The value for the previous case. If this case is the first case, prev returns 0. For example, prev(year) returns, for each case, the value of the previous year. A second, optional argument allows you to specify the value that prev should take if there is no previous case. For example, prev(Factor, 1) will return the previous value of Factor for all cases except the first, for which it returns 1. If a third argument is present, it is treated as a filter; for example, prev(numberInLine,0,Flavor="strawberry") returns the closest previous value of numberInLine for which Flavor has the value “strawberry”.

rank

Returns the position of the value when cases are ordered from lowest to highest. For ex­ample, rank(Population) used as an attribute in a collection of states assigns to each state its rank according to population.

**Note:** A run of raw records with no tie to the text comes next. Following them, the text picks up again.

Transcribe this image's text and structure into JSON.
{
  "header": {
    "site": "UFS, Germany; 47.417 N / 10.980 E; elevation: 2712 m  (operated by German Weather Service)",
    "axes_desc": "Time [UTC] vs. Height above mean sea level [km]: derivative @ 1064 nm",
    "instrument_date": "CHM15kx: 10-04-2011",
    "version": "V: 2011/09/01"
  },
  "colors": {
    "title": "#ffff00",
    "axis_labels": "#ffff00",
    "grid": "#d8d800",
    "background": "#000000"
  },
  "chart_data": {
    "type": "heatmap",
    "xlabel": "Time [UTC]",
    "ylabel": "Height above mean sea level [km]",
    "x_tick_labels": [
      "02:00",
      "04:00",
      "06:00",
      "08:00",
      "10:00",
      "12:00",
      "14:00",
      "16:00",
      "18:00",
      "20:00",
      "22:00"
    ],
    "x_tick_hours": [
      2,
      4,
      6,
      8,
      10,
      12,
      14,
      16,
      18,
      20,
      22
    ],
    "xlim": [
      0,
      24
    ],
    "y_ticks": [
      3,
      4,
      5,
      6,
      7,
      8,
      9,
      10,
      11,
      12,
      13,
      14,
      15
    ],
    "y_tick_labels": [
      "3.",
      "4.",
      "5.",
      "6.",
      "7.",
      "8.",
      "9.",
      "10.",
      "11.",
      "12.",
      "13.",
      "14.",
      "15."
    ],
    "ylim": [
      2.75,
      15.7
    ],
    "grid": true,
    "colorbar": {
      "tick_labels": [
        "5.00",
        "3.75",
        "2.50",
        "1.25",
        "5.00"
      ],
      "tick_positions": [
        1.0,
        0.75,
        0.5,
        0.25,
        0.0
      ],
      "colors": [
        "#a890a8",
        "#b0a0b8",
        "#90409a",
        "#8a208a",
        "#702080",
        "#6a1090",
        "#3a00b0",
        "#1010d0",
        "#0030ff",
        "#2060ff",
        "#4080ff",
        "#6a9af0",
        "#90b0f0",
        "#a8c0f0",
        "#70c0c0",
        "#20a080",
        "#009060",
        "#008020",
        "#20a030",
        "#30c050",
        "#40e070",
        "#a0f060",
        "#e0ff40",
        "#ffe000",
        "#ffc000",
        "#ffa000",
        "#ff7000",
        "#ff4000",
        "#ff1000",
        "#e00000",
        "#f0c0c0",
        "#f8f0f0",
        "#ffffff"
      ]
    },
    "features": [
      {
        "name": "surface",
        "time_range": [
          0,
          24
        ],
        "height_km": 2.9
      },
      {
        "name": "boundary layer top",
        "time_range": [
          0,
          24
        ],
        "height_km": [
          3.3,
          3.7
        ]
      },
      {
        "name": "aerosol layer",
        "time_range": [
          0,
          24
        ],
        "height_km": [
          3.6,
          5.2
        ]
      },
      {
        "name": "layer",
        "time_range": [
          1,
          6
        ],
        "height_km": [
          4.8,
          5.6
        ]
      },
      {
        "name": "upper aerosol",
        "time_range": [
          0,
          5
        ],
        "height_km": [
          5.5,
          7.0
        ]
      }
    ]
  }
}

Note that if there are duplicate values, the rank will be fractional and the same for all the values. See also uniqueRank.

runLength

Gives the number of identical values immediately prior to and including the current value. For example, if flip contained {H, H, H, T, H, T, T}, this example would return {1, 2, 3, 1, 1, 1, 2}. You could use max(runLength(flip)) to com­pute the longest streak of heads or tails in a coin-flipping simulation.

sampleZScore
zScore

Returns the number of sample standard deviations a value is from the mean. For example, sampleZScore(height) computes a standard score for each value of the attribute height. Use this function in preference to popZScore when you are working with a sample of a population and do not know the true population standard deviation.

scramble

The scramble function performs sampling without replacement. It returns a set of output values, each of which is chosen at random from its input values without replacement. This has the effect of randomizing the order of a set of values. Rerandomizing produces a different set of output values. For example, scramble(pages) where pages is an attribute containing values {6,7,8,9} might return {8,6,9,7} or {9,7,8,6}.

uniqueRank

Returns the unique position of a value in a list of values sorted from smallest to largest. Each value in the list gets assigned a different rank, even if there are duplicate values. For example, if attribute N contains the values {1, 2, 3, 2}, an attribute using the expression uniqueRank(N) will have values {1, 2, 4, 3}. See also rank.